C’est là que j’interviens.

Soyez attentif je vous prie. Bérenger était essentiellement satisfait de n’avoir pas été obligé d’avouer à son patron les achats compulsifs de roses perpétrés environ une fois tous les quinze jours et d’avoir pu ainsi conserver son poste derrière le comptoir avec vue imprenable sur les vallées de chairs toutes plus frémissantes les unes  que les autres qui venaient se coller à son nez pour lui demander comment agrafer telle ou telle broche.
Pourtant il rêvait chaque nuit de ces roses et croyait les voir ramper sous son lit ou sur les murs.

Le patron, persuadé que cet employé exemplaire et de plus en plus morose lui porterait chance sur des accessoires encore plus démodés remplit l’arrière boutique de  toutes sortes de vieilleries aux couleurs passées, qui finissaient par se mourir derrière la vitrine, mais désormais Bérenger avait l’esprit clair et la vie s’annonçait rose bonbon.

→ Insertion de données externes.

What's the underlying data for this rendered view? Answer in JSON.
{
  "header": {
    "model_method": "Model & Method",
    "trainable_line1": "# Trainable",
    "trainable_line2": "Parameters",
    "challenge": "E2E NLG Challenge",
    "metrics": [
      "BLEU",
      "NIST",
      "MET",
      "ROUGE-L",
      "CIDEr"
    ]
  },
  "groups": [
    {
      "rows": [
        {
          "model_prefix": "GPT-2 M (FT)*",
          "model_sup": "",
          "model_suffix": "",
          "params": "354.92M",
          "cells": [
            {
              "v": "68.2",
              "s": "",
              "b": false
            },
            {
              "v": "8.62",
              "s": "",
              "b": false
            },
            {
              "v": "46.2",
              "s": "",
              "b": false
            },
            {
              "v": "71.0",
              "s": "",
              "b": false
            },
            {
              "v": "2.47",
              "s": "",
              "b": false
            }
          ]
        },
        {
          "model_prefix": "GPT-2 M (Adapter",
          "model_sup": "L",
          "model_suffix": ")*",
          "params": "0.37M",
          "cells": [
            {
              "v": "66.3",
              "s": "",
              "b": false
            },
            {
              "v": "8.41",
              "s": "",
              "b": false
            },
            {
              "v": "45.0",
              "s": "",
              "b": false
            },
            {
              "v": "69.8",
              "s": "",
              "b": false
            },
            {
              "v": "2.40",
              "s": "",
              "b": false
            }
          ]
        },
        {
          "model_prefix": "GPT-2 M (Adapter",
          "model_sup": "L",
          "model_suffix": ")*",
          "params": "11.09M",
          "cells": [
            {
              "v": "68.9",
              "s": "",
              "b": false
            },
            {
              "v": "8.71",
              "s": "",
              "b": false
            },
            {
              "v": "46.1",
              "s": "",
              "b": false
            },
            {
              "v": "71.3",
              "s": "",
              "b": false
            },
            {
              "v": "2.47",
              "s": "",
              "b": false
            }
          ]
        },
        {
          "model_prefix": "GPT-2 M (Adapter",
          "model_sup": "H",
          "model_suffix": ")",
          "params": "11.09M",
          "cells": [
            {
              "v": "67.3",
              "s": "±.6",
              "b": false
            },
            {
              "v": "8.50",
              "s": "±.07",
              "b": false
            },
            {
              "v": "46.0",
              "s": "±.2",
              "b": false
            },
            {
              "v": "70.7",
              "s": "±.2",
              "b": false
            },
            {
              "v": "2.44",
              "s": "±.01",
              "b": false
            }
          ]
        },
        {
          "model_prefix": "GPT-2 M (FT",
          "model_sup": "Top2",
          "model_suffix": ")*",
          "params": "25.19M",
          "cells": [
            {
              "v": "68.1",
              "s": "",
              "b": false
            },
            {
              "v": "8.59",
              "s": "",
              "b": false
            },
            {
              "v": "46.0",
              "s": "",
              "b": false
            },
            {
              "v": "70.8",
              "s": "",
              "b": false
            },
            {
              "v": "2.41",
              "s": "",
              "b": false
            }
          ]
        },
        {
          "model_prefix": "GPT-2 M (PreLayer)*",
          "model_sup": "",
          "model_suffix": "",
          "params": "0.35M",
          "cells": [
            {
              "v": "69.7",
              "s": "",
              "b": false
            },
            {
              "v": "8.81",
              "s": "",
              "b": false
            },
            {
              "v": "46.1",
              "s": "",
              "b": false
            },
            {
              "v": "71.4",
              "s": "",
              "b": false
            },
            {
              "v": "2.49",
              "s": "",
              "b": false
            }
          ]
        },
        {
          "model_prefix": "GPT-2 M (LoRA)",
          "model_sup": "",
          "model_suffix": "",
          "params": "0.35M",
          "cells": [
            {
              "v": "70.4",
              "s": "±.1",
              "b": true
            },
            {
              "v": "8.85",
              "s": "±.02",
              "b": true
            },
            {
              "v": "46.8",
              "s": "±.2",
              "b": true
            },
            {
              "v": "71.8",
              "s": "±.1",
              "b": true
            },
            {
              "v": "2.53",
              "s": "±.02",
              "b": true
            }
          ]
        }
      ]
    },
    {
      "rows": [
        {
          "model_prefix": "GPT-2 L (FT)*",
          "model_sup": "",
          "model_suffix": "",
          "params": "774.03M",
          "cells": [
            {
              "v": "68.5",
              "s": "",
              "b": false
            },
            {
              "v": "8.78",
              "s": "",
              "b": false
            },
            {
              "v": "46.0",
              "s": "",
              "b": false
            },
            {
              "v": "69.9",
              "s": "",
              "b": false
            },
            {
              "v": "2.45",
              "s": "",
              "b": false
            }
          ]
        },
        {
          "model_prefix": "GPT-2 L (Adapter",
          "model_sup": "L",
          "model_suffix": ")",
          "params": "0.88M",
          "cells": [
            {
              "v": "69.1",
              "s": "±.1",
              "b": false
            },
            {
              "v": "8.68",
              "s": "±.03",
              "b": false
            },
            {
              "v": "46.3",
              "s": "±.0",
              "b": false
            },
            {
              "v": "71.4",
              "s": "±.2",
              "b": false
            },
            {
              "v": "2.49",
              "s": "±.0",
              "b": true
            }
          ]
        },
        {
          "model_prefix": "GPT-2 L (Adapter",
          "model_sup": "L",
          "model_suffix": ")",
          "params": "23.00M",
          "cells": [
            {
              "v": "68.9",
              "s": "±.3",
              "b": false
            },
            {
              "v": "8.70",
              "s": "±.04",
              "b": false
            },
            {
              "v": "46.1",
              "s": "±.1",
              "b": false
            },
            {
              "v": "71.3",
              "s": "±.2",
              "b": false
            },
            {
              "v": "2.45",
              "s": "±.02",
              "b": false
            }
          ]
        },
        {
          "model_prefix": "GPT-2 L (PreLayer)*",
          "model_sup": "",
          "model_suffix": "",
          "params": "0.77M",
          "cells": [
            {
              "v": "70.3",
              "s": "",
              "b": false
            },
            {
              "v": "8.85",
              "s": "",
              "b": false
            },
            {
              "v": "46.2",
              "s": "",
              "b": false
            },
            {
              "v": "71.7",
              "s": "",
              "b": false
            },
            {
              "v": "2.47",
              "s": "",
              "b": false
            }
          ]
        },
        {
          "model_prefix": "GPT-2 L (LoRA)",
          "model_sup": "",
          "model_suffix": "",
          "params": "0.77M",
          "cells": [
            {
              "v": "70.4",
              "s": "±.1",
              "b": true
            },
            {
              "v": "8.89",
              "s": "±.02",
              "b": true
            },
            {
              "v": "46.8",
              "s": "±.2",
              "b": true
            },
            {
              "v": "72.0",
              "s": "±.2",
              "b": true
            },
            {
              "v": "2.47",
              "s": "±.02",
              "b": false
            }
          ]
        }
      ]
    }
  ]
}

Hélas pour lui, suivez moi bien , c'est là que j'interviens, un jour rangeant les archives des affaires classées, je découvris avec stupéfaction, aussi fraîche qu’au premier jour de son éclosion, la rose qui avait été trouvée dans le train ternant compagnie au cardiaque.

Il ne me fut pas compliqué de faire le rapprochement entre cette rose à peine déflorée et les stocks de fleurs rigoureusement identiques que la police Britannique avait ramassée autour du clochard.

Le lendemain, j’arrêtais Bérenger pour le meurtre de Brigitte. Il avoua sans grande difficulté, heureux de mettre ainsi un terme à des mois de cauchemars et lançant à son corps défendant ma fortune de limier.

La police scientifique, vous savez... cela n'a aucun avenir.